Мы отстояли последнюю вахту той ночью и пребывали в восхитительной уверенности, отбрасывающей всякие сомнения, что, как королевские подданные, мы были хозяевами ночных часов, и даже крик «Мёртвых на палубу!» больше не потревожит нас.
«Всю ночь здесь! Подумай об этом, Гарри, друг мой!»
«Да, Веллингборо, ты теперь можешь постоянно не давать мне спать, считая, что я уже могу спать, сколько захочется».
Мы проснулись весёлыми и свежими и затем, прежде почистившись, подготовились к высадке на берег.
«Я никогда не сведу эти проклятые остатки смолы с пальцев, – вскричал Гарри, с трудом протирая их небольшим клочком пакли, смоченной в густой пене. – Нет! Они не сойдут, и жизнь моя пропала. Посмотри на мою руку ещё раз, Веллингборо!»
Вид действительно был печальный.

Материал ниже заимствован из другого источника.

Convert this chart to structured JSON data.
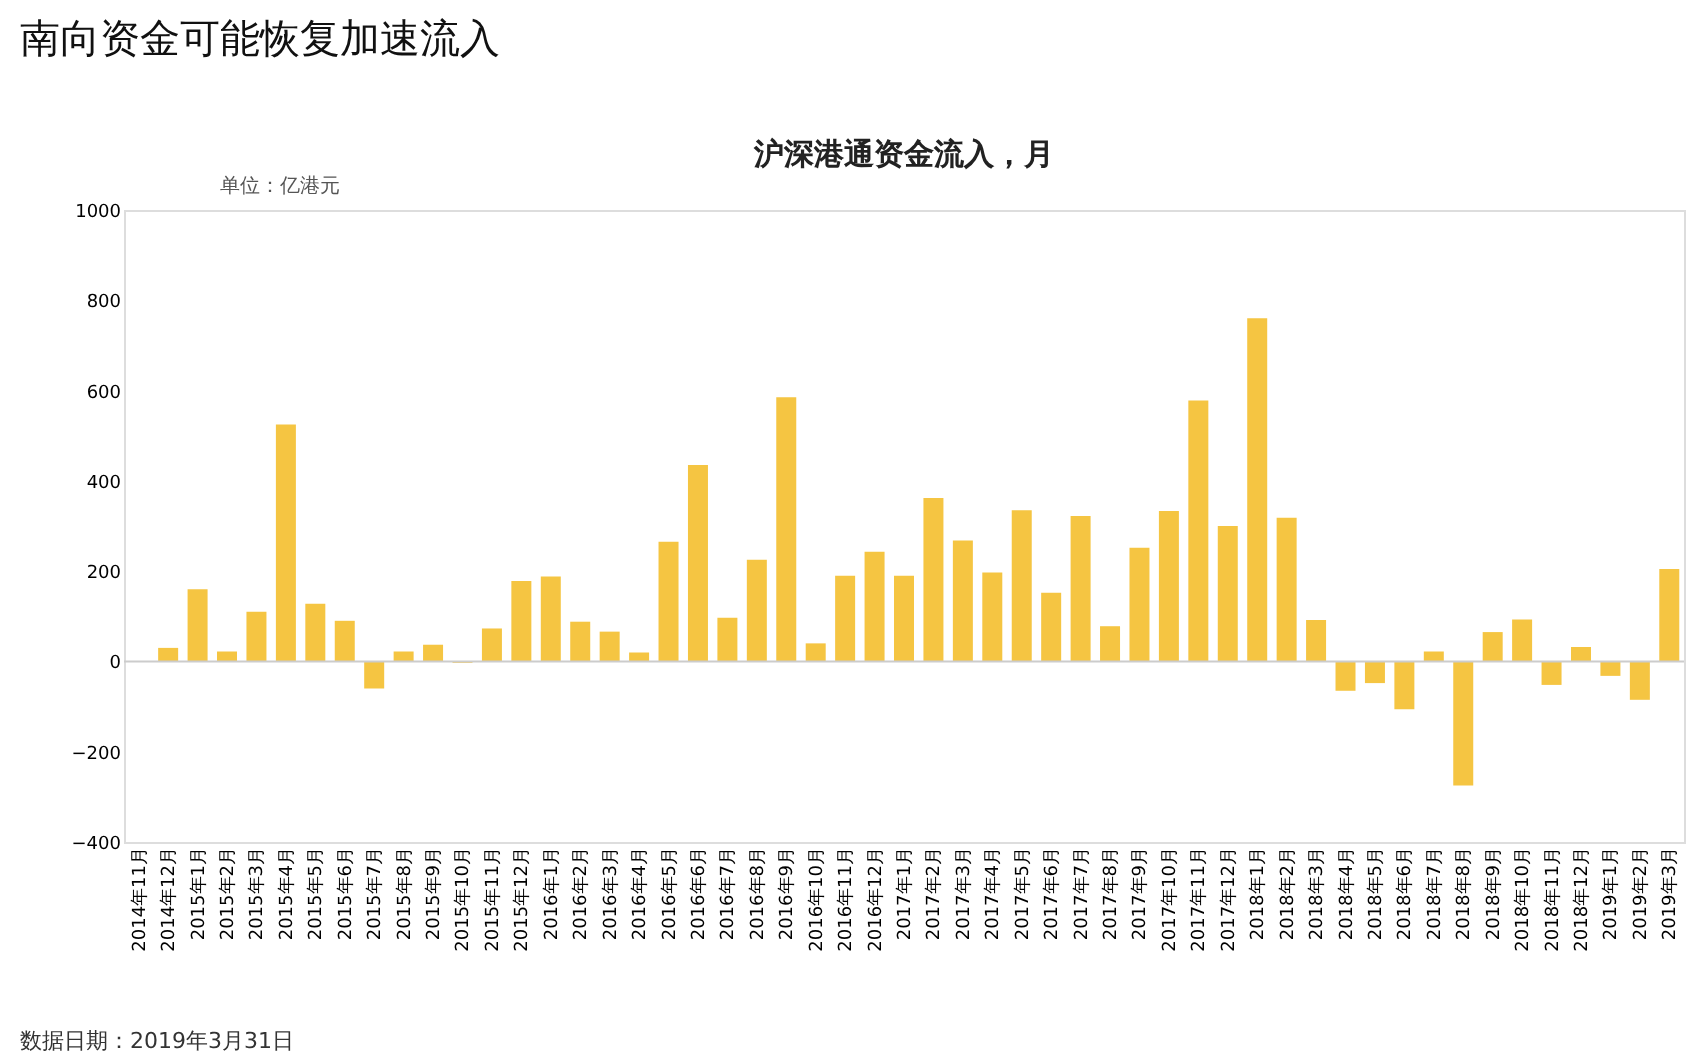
{
  "chart_data": {
    "type": "bar",
    "title": "南向资金可能恢复加速流入",
    "subtitle": "沪深港通资金流入，月",
    "categories": [
      "2014年11月",
      "2014年12月",
      "2015年1月",
      "2015年2月",
      "2015年3月",
      "2015年4月",
      "2015年5月",
      "2015年6月",
      "2015年7月",
      "2015年8月",
      "2015年9月",
      "2015年10月",
      "2015年11月",
      "2015年12月",
      "2016年1月",
      "2016年2月",
      "2016年3月",
      "2016年4月",
      "2016年5月",
      "2016年6月",
      "2016年7月",
      "2016年8月",
      "2016年9月",
      "2016年10月",
      "2016年11月",
      "2016年12月",
      "2017年1月",
      "2017年2月",
      "2017年3月",
      "2017年4月",
      "2017年5月",
      "2017年6月",
      "2017年7月",
      "2017年8月",
      "2017年9月",
      "2017年10月",
      "2017年11月",
      "2017年12月",
      "2018年1月",
      "2018年2月",
      "2018年3月",
      "2018年4月",
      "2018年5月",
      "2018年6月",
      "2018年7月",
      "2018年8月",
      "2018年9月",
      "2018年10月",
      "2018年11月",
      "2018年12月",
      "2019年1月",
      "2019年2月",
      "2019年3月"
    ],
    "values": [
      0,
      30,
      160,
      22,
      110,
      525,
      128,
      90,
      -60,
      22,
      37,
      -3,
      73,
      178,
      188,
      88,
      66,
      20,
      265,
      435,
      97,
      225,
      585,
      40,
      190,
      243,
      190,
      362,
      268,
      197,
      335,
      152,
      322,
      78,
      252,
      333,
      578,
      300,
      760,
      318,
      92,
      -65,
      -48,
      -106,
      22,
      -275,
      65,
      93,
      -52,
      32,
      -32,
      -85,
      205
    ],
    "color": "#f5c542",
    "ylim": [
      -400,
      1000
    ],
    "yticks": [
      -400,
      -200,
      0,
      200,
      400,
      600,
      800,
      1000
    ],
    "grid": false,
    "ref_lines": [
      {
        "axis": "y",
        "value": 0,
        "color": "#cccccc"
      }
    ],
    "annotations": [
      "单位：亿港元",
      "数据日期：2019年3月31日"
    ]
  }
}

Каждый его ноготь, как и мой, был густо окрашен в красновато-коричневый цвет, выглядя, как частица прекрасного черепахового панциря.
«Неважно, Гарри, – сказал я, – ты знаешь, что восточные леди погружают кончики своих пальцев в некую золотую краску».
«И во имя Плутона, – вскричал Гарри, – я погружу их до подмышек в золото, как ты советуешь. Но неважно, мой мальчик, я поклянусь, что только что вернулся из Персии».